Clarifications (Project #6)
- DenseBag.choose( )
From the choose( ) method project documentation:
Given a random number generator, randomly choose an element from the Bag
according to the distribution of objects in the Bag (e.g., if a Bag
contains 7 a's and 3 b's, then 70% of the time choose should return an a,
and 30% of the time it should return a b.
This operation can take time proportional to the number of unique objects
in the Bag, but no more.
This operation should not affect the Bag.
Your choose() method will be tested to ensure that:
- The results of choose( ) reflect the distribution of objects in the Bag.
I.e., if a DenseBag contains 9 a's and 1 b, invoking choose( ) 100 times would yield around 90 a's and 10 b's.
- The algorithm you use for choose( ) is proportional to the # of unique elements, not the total # of elements. I.e., the choose( ) method should take about the same time for a DenseBag containing 10 a's and a DenseBag containing 10 million a's.
To generate random numbers, use the nextInt(int n) method of the class Random, which will return a random integer value between 0 and n-1 with uniform probability
To randomly choose between events with different probabilities, you can assign events to different ranges of numbers corresponding to the probabilities, then select the event corresponding to the random number generated within this range.
- Given 3 events A(50%), B(45%), C(5%) & object r from class Random
- Assign the range of values between 0-99 to A, B, C in some combination preserving their probability
- Assignment 1: A(0-49), B(50-94), C(95-99)

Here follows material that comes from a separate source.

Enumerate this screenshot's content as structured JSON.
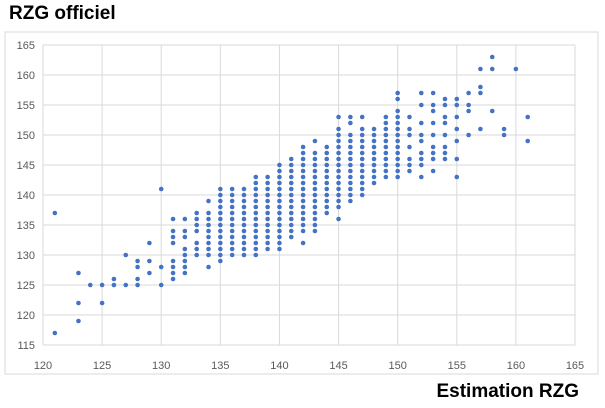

- Assignment 2: C(0-4), B(5-49), A(50-99)
- Generate x = r.nextInt(100), where x will be between 0 and 99
- Choose between A, B, C depending on the value of x
- For Assignment 1, if x=44, then pick A. If x=96, then pick C.

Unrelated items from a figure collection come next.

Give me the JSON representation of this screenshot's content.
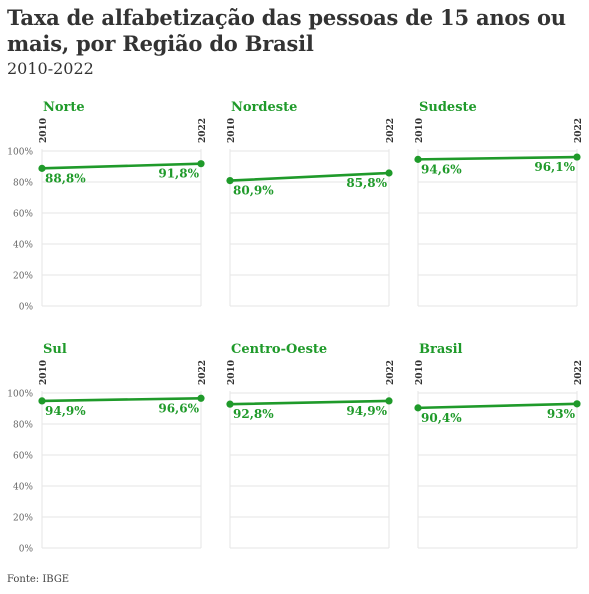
{
  "title": "Taxa de alfabetização das pessoas de 15 anos ou mais, por Região do Brasil",
  "subtitle": "2010-2022",
  "source": "Fonte: IBGE",
  "colors": {
    "line": "#1f9a2a",
    "grid": "#e6e6e6",
    "axis_text": "#666666",
    "panel_title": "#1f9a2a"
  },
  "chart_data": {
    "type": "line",
    "ylim": [
      0,
      100
    ],
    "yticks": [
      "0%",
      "20%",
      "40%",
      "60%",
      "80%",
      "100%"
    ],
    "x": [
      "2010",
      "2022"
    ],
    "grid": true,
    "panels": [
      {
        "name": "Norte",
        "values": [
          88.8,
          91.8
        ],
        "labels": [
          "88,8%",
          "91,8%"
        ]
      },
      {
        "name": "Nordeste",
        "values": [
          80.9,
          85.8
        ],
        "labels": [
          "80,9%",
          "85,8%"
        ]
      },
      {
        "name": "Sudeste",
        "values": [
          94.6,
          96.1
        ],
        "labels": [
          "94,6%",
          "96,1%"
        ]
      },
      {
        "name": "Sul",
        "values": [
          94.9,
          96.6
        ],
        "labels": [
          "94,9%",
          "96,6%"
        ]
      },
      {
        "name": "Centro-Oeste",
        "values": [
          92.8,
          94.9
        ],
        "labels": [
          "92,8%",
          "94,9%"
        ]
      },
      {
        "name": "Brasil",
        "values": [
          90.4,
          93.0
        ],
        "labels": [
          "90,4%",
          "93%"
        ]
      }
    ]
  }
}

- For Assignment 2, if x=44, then pick B. If x=96, then pick A.
- DenseBag.hashcode( )
From the hashcode( ) method project documentation:
Return a hashCode that fulfills the requirements for hashCode (such as
any two equal DenseBags must have the same hashCode) as well as desired
properties (two unequal DenseBags will generally, but not always, have
Your hashcode() method will be tested to ensure that:
- Two DenseBag objects that are equal (according to equal( )) have the same hashcode.

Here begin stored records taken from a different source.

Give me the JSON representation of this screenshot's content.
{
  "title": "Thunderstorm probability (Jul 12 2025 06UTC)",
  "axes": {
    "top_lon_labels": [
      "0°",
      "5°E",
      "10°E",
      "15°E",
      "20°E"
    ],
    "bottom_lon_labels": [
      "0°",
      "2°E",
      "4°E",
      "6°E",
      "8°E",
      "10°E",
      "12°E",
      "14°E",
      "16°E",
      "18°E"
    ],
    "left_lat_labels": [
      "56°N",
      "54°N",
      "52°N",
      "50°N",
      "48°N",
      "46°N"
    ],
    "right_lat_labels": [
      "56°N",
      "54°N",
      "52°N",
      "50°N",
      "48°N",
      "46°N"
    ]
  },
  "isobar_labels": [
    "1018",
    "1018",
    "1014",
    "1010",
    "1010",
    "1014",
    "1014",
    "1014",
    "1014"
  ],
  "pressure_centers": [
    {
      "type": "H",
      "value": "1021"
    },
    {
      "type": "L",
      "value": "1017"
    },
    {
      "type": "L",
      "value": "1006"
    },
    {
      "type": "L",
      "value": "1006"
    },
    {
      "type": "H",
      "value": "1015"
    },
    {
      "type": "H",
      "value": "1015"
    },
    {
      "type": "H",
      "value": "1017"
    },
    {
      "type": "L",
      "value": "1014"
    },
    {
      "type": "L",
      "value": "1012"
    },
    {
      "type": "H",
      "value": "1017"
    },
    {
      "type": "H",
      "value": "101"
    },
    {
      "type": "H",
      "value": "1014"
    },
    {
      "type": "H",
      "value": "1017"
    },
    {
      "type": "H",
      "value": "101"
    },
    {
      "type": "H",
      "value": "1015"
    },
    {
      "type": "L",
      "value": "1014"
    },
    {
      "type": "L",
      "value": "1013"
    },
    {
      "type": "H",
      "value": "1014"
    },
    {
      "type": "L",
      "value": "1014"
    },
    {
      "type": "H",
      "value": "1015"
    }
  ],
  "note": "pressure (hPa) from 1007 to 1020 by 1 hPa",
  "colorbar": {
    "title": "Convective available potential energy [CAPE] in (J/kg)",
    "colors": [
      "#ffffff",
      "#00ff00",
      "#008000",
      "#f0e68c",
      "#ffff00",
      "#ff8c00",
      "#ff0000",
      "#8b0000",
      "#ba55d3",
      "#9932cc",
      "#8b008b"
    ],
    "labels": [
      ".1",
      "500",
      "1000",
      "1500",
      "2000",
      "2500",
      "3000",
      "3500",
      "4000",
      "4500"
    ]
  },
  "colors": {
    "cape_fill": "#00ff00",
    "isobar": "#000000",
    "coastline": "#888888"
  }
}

- Two DenseBag objects that are not equal will usually not have the same hashcode.
In general, a hashcode( ) method should also be significantly less expensive to compute than the equals( ) method (otherwise why even use a hashcode?), but we will not be testing for efficiency.
The hashcode( ) method should thus compute the hashcode from the same attributes of an object that are used by the equals( ) method, but do it in a simpler/superficial way.
Example hashcode( ) implementations:
- For String.hashcode( )
- could simply take the first letter of the String and convert it to an integer value
- two equal strings would be guaranteed to have the same hashcode (1st letters must be identical)
- would be more efficient than comparing the entire string
- BUT, would perform poorly if tested with multiple strings beginning with same letter
- For List.hashcode( )
- could simply take the hashcode( ) of the first element in the list
- two equal lists would be guaranteed to have the same hashcode (1st elements must be identical)
- would be more efficient than comparing the entire list
- assumes hashcode( ) is implemented properly for elements in the list
- BUT, would perform poorly if tested with multiple lists beginning with same element
- For Set.hashcode( )
- could add the hashcode( ) of all the elements in the Set
- two equal Sets would be guaranteed to have the same hashcode (integer sums are equal regardless of order of addition)
- simply taking the hashcode( ) of the first element in the Set would not work (since Sets are unordered, and two equal Sets could have different 1st elements)
Simply converting an object to a String and using the string's hashcode( ) would not work if two equal objects generate different strings, and would probably be inefficient in any case since the toString() method would likely do more work than equals( ).